Now, with all this background, one can see the November 19 decision as Prime Minister Narendra Modi’s political strategy. Uttar Pradesh is the most crucial political state of the country and the road to central power also goes through UP. BJP wants to come back to power in UP at any cost in the coming Assembly elections in early 2022. The influence of the farmers’ agitation against the farm laws has now gone beyond the western UP and Terai area of the state. Earlier, it was affecting the region from Saharanpur to Shahjhanpur, but after the Lakhimpur Kheri violence, it has reached up to Bahraich and accounts for 120 Assembly seats. This number is not small and may make or break a government in UP. It also has influence in the Uttarakhand’s plains and the number of seats in the plains area has become crucial for any party to form the government in Uttarakhand.

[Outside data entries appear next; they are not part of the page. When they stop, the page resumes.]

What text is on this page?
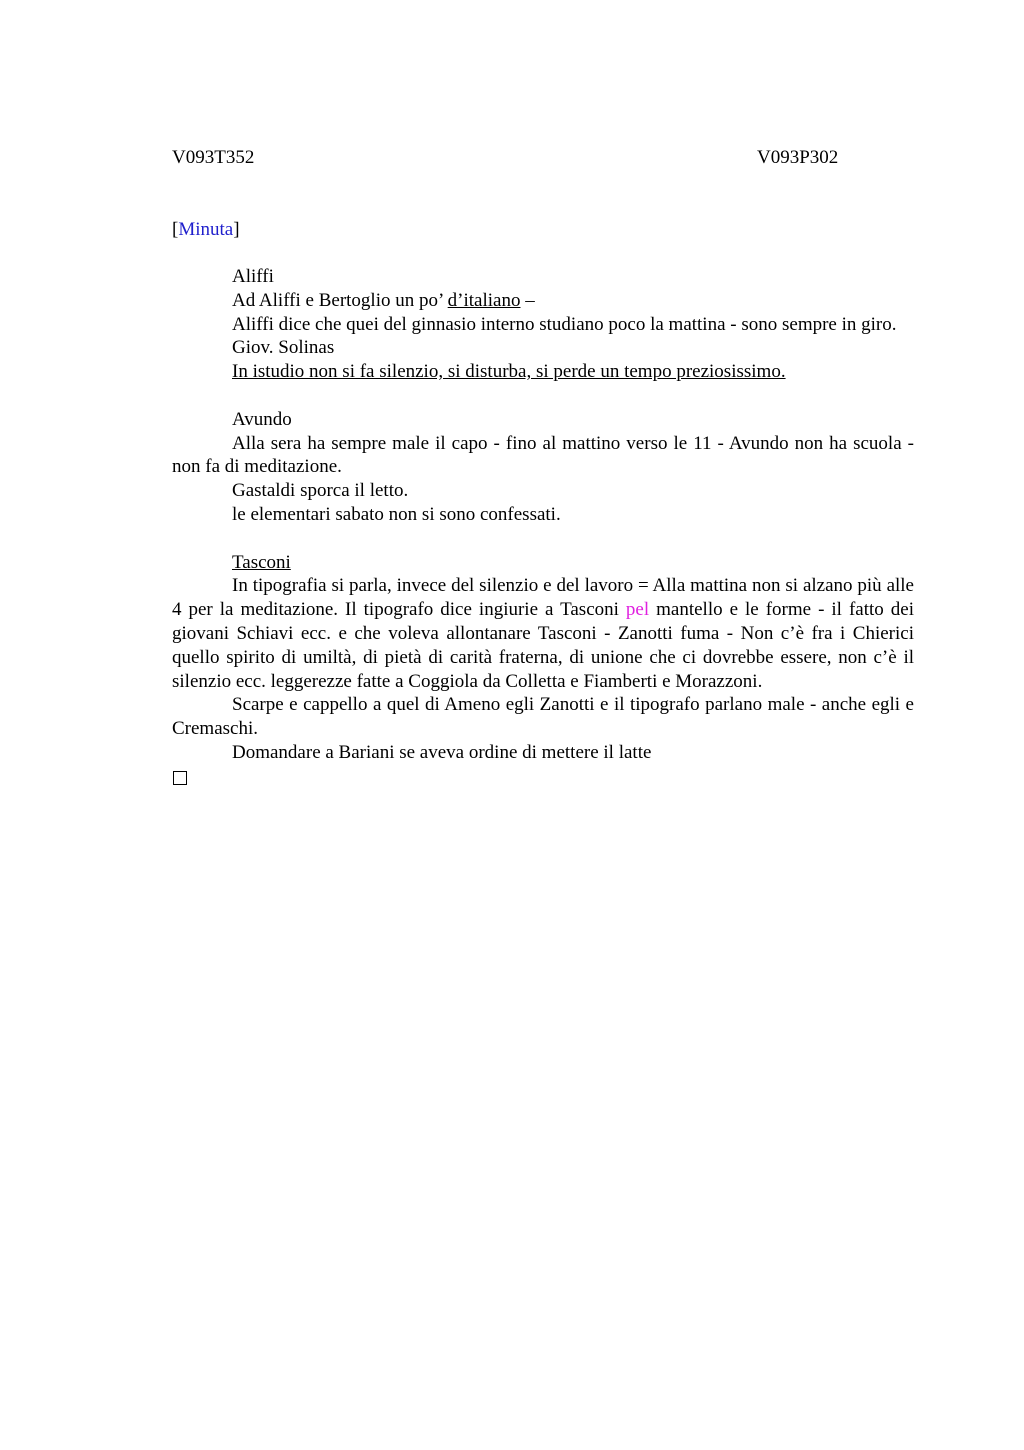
V093T352	V093P302
[Minuta]

Aliffi

Ad Aliffi e Bertoglio un po’ d’italiano –

Aliffi dice che quei del ginnasio interno studiano poco la mattina - sono sempre in giro.

Giov. Solinas

In istudio non si fa silenzio, si disturba, si perde un tempo preziosissimo.

Avundo

Alla sera ha sempre male il capo - fino al mattino verso le 11 - Avundo non ha scuola - non fa di meditazione.

Gastaldi sporca il letto.

le elementari sabato non si sono confessati.

Tasconi

In tipografia si parla, invece del silenzio e del lavoro = Alla mattina non si alzano più alle 4 per la meditazione. Il tipografo dice ingiurie a Tasconi pel mantello e le forme - il fatto dei giovani Schiavi ecc. e che voleva allontanare Tasconi - Zanotti fuma - Non c’è fra i Chierici quello spirito di umiltà, di pietà di carità fraterna, di unione che ci dovrebbe essere, non c’è il silenzio ecc. leggerezze fatte a Coggiola da Colletta e Fiamberti e Morazzoni.

Scarpe e cappello a quel di Ameno egli Zanotti e il tipografo parlano male - anche egli e Cremaschi.

Domandare a Bariani se aveva ordine di mettere il latte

On the other hand, in Punjab, BJP lost one of its oldest allies, Shiromani Akali Dal (SAD), and along with it, the political ground also. Now, by repealing the laws, it will try to soften the anger of the farmers to bring them back to its fold with the help of the potential ally, former Chief Minister and old Congress stalwart Captain Amarinder Singh. This approach will also stop the alienation of the Sikh community from the BJP — this is one of the reasons behind today’s decision.

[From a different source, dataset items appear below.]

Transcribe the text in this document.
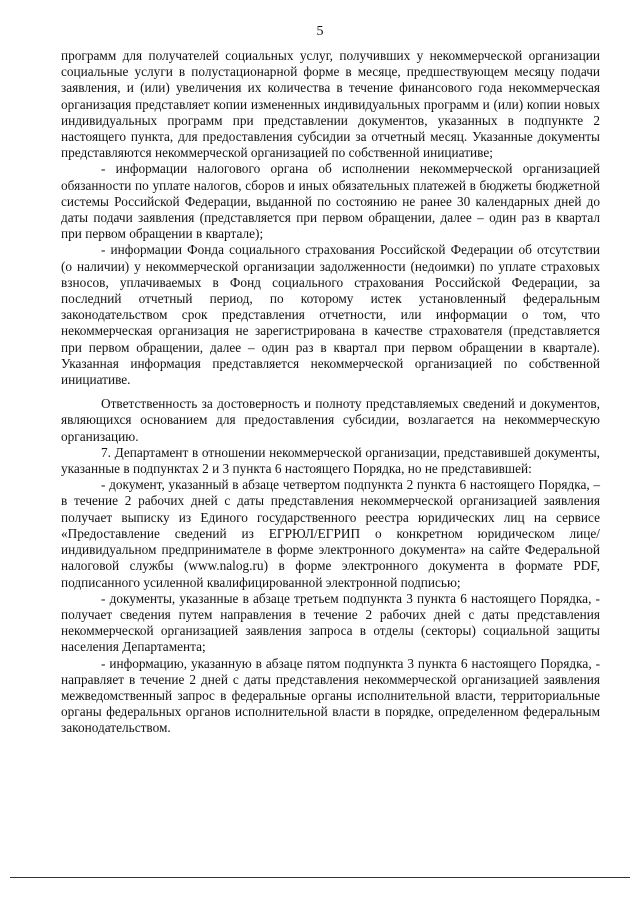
5

программ для получателей социальных услуг, получивших у некоммерческой организации социальные услуги в полустационарной форме в месяце, предшествующем месяцу подачи заявления, и (или) увеличения их количества в течение финансового года некоммерческая организация представляет копии измененных индивидуальных программ и (или) копии новых индивидуальных программ при представлении документов, указанных в подпункте 2 настоящего пункта, для предоставления субсидии за отчетный месяц. Указанные документы представляются некоммерческой организацией по собственной инициативе;

- информации налогового органа об исполнении некоммерческой организацией обязанности по уплате налогов, сборов и иных обязательных платежей в бюджеты бюджетной системы Российской Федерации, выданной по состоянию не ранее 30 календарных дней до даты подачи заявления (представляется при первом обращении, далее – один раз в квартал при первом обращении в квартале);

- информации Фонда социального страхования Российской Федерации об отсутствии (о наличии) у некоммерческой организации задолженности (недоимки) по уплате страховых взносов, уплачиваемых в Фонд социального страхования Российской Федерации, за последний отчетный период, по которому истек установленный федеральным законодательством срок представления отчетности, или информации о том, что некоммерческая организация не зарегистрирована в качестве страхователя (представляется при первом обращении, далее – один раз в квартал при первом обращении в квартале). Указанная информация представляется некоммерческой организацией по собственной инициативе.

Ответственность за достоверность и полноту представляемых сведений и документов, являющихся основанием для предоставления субсидии, возлагается на некоммерческую организацию.

7. Департамент в отношении некоммерческой организации, представившей документы, указанные в подпунктах 2 и 3 пункта 6 настоящего Порядка, но не представившей:

- документ, указанный в абзаце четвертом подпункта 2 пункта 6 настоящего Порядка, – в течение 2 рабочих дней с даты представления некоммерческой организацией заявления получает выписку из Единого государственного реестра юридических лиц на сервисе «Предоставление сведений из ЕГРЮЛ/ЕГРИП о конкретном юридическом лице/индивидуальном предпринимателе в форме электронного документа» на сайте Федеральной налоговой службы (www.nalog.ru) в форме электронного документа в формате PDF, подписанного усиленной квалифицированной электронной подписью;

- документы, указанные в абзаце третьем подпункта 3 пункта 6 настоящего Порядка, - получает сведения путем направления в течение 2 рабочих дней с даты представления некоммерческой организацией заявления запроса в отделы (секторы) социальной защиты населения Департамента;

- информацию, указанную в абзаце пятом подпункта 3 пункта 6 настоящего Порядка, - направляет в течение 2 дней с даты представления некоммерческой организацией заявления межведомственный запрос в федеральные органы исполнительной власти, территориальные органы федеральных органов исполнительной власти в порядке, определенном федеральным законодательством.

Definitely, the decision of repealing the three farm laws will help BJP politically to get back some of its voters. But it will not fully repair the political damage done by the agitation. We have to wait till the parliamentary process of repealing the laws gets completed. The farmers’ unions' comments are guarded ones. They are celebrating on the borders of Delhi the victory of their agitation. But they have issued statements that they will wait till the repealing process gets completed and that they are not ending their agitation soon. At the same time, they are in the mood for some tough negotiations on the issue of legal guarantee for MSP. The issue of legal cases registered against the farmers during the agitation will also come up in the talks to take place in the coming days. One thing is clear that the top leadership of the government has accepted the main demand of the farmers. But we need to wait and watch what is coming in the next few weeks.
Many people will say that this is the end of the road for economic reforms in the country and that the government will not take bold steps now. But this agitation also has lessons for political parties, policymakers and opinion-makers, including the media, that in a democracy everything is possible. A powerful government can be forced to concede to demand if an agitation remains non-violent and sustained. But at the same time, it is also true that the status quo in agriculture is not good for the farmers and the country. Agriculture needs reforms but with consensus, and taking all stakeholders into confidence is the basic criterion to achieve the desired goal. Agriculture is in a crisis and needs a solution. This agitation is not just against the three farm laws but also against the frustration built in the last two decades due to poor financial gains in the agriculture sector. We need a new beginning for the sector for a better future for the coming generation in Bharat that is rural India.